Will things change?
Pratap Bhanu Mehta has written a wonderful column today in Indian Express. Touching stuff.The worst part is that this could have been written 20 years ago, and it would still have reflected the reality then ( except the hopeful part, where he expects the expanding economy to provide opportunities, something no one could have told us when we were younger.)

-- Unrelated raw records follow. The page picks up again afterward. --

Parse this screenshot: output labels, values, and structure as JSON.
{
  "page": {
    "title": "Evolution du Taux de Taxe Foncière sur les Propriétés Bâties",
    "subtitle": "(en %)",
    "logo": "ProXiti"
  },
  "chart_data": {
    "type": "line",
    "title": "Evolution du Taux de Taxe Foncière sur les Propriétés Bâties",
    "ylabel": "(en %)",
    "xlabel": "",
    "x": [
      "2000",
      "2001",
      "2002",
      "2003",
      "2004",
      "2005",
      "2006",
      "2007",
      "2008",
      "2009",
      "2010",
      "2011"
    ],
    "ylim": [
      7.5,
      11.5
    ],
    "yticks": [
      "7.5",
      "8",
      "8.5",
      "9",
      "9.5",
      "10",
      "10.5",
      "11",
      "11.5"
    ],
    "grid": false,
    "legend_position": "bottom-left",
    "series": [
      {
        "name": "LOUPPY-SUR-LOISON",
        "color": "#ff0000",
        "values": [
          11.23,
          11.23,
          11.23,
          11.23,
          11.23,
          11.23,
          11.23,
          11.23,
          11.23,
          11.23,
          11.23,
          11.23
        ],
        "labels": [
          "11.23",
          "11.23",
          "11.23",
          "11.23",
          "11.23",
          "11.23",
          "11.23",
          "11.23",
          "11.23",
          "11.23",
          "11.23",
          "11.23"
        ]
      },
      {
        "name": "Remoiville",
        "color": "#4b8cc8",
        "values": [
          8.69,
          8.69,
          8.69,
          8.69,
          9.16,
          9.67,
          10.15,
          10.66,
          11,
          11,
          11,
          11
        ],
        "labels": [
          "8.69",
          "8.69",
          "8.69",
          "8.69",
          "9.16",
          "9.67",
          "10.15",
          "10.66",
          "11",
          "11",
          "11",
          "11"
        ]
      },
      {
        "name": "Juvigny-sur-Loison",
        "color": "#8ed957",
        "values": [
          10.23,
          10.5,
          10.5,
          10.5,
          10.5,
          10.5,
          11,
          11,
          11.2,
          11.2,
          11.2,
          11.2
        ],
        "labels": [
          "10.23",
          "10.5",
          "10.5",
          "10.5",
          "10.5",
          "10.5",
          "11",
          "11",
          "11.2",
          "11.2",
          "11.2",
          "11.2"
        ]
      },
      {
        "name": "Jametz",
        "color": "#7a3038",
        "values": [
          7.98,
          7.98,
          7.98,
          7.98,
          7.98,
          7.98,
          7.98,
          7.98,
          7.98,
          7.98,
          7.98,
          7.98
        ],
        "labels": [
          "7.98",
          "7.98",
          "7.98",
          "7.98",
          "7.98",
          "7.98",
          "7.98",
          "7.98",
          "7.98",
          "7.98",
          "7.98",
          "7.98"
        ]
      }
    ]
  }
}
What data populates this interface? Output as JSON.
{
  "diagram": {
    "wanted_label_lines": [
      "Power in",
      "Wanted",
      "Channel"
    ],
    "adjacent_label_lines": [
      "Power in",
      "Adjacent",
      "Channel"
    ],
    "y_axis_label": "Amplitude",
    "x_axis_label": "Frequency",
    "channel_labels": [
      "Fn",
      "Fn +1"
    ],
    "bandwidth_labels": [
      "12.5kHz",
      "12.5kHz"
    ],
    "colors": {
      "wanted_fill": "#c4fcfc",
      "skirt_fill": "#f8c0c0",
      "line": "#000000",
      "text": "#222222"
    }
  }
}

With the cut-off marks for admissions rising, it is hard to know what genuine consolation to give to thousands of disappointed students. We can say to them: don’t interpret your inability to get into a college of your choice as your personal failure. It is our collective failure. Obdurate politicians, control-freak bureaucracies, insecure academics, ideas of social justice conceived in bad faith, the poverty of our imaginations, and our preference for control over freedom, levelling over distinction, have all conspired to ensure that you get very few choices. Consequently, that half an extra mark seems life-defining.
2 comments:
Strangely enough it reminds me of an old Indian saying that goes something like you cannot change the nature of something that is inherent in itself, somehow these are like that for good or bad!
Jera,
We've always lived in a world of supply constraints. constraints in education, in professional opportunities, and in imagination and its a neat little cycle. However, I do think the cycle is slowly breaking, there are more opportunities and imagination is more visible. The education sector is still a sad story and still heavily chained.